In una relazione di dipendenza patologica, sia che si tratti di dipendenze da sostanze (alcol, droghe, ecc), comportamento (gioco d’azzardo patologico, dipendenza da internet, sesso, ad es.) o dipendenza affettiva, i confini personali possono essere con-fusi, assenti o deboli.

Non c’è autonomia, né un’identità definita. Non c’è frontiera che consenta un transito arricchente tra geografie in-dipendenti.

Allora, in queste situazioni, la persona ha sempre bisogno di una presenza rassicurante e protettiva e si ostina a combattere la frustrazione dell’abbandono e l’angoscia della separazione da qualcuno/qualcosa.

Questo fa sì che si crei una fusione con l’oggetto della dipendenza, che diventa la soluzione contro paure, insicurezze, emozioni difficili da riconoscere e gestire.

Dottoressa,

io e la mia bottiglia siamo diventati una cosa sola, senza di lei io non ce la faccio”.

L’oggetto della dipendenza non è più un oggetto/esperienza/comportamento con il quale la persona può relazionarsi per trarne sano piacere ma diventata quel “qualcosa” del quale non può fare a meno, perché necessario a soddisfare il proprio bisogno di protezione e sicurezza.

In questo modo, la persona dipendente attribuirà implicitamente alla sigaretta, alcol, shopping, social, compagno/a-marito/moglie ecc un ruolo salvifico, protettivo e identitario del quale non si può fare a meno.

Di certo, questo non significa trascurare la componente del “piacere fisico” che la persona dipendente attribuisce all’oggetto della dipendenza a causa dei fattori neurochimici che si innescano o non pensare ai genetici che possono influenzare l’esordio.

È necessario, a mio avviso, rimarcare sempre la complessità e l’integrazione di fattori psicologici-fisiologici e comportamentali che si nascondono dietro ad una dipendenza patologica.

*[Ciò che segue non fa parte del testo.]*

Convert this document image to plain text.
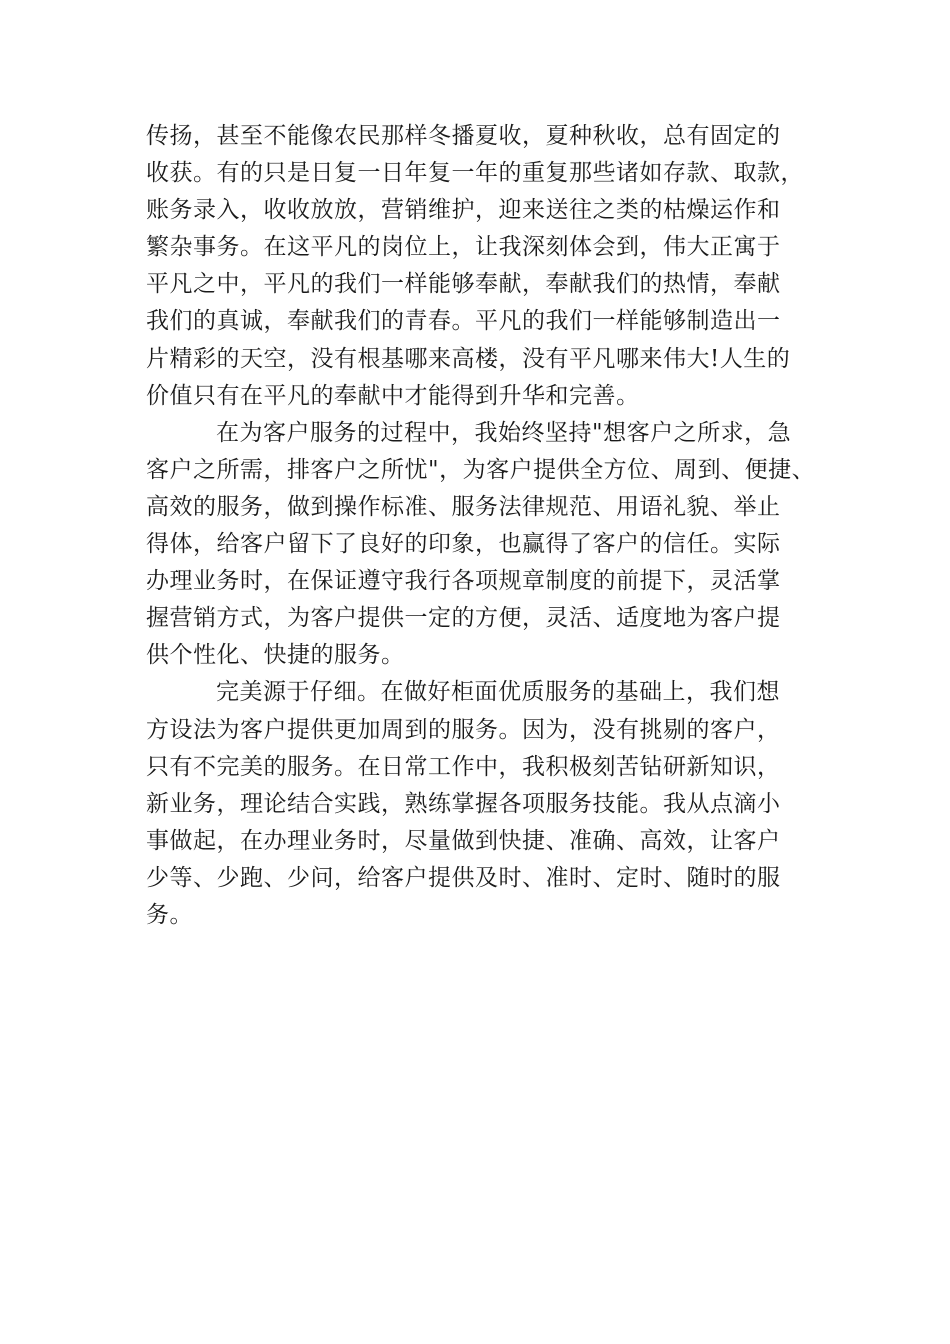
传扬，甚至不能像农民那样冬播夏收，夏种秋收，总有固定的
收获。有的只是日复一日年复一年的重复那些诸如存款、取款，
账务录入，收收放放，营销维护，迎来送往之类的枯燥运作和
繁杂事务。在这平凡的岗位上，让我深刻体会到，伟大正寓于
平凡之中，平凡的我们一样能够奉献，奉献我们的热情，奉献
我们的真诚，奉献我们的青春。平凡的我们一样能够制造出一
片精彩的天空，没有根基哪来高楼，没有平凡哪来伟大!人生的
价值只有在平凡的奉献中才能得到升华和完善。
在为客户服务的过程中，我始终坚持"想客户之所求，急
客户之所需，排客户之所忧"，为客户提供全方位、周到、便捷、
高效的服务，做到操作标准、服务法律规范、用语礼貌、举止
得体，给客户留下了良好的印象，也赢得了客户的信任。实际
办理业务时，在保证遵守我行各项规章制度的前提下，灵活掌
握营销方式，为客户提供一定的方便，灵活、适度地为客户提
供个性化、快捷的服务。
完美源于仔细。在做好柜面优质服务的基础上，我们想
方设法为客户提供更加周到的服务。因为，没有挑剔的客户，
只有不完美的服务。在日常工作中，我积极刻苦钻研新知识，
新业务，理论结合实践，熟练掌握各项服务技能。我从点滴小
事做起，在办理业务时，尽量做到快捷、准确、高效，让客户
少等、少跑、少问，给客户提供及时、准时、定时、随时的服
务。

É fondamentale, a mio avviso, poter aiutare le persone a riparare confini disfunzionali o a costruirne di nuovi più flessibili, affinché identità più consapevoli e capaci di una maggiore autoregolazione emotiva possano godere di scambi relazionali reciprocamente nutrienti. Tutti noi abbiamo bisogno di incontrare l’altro in uno spazio di confine né troppo distante né troppo invadente, ma per permettere qualsiasi forma di connessione ed incontro, bisogna prima riconoscersi come persona unica.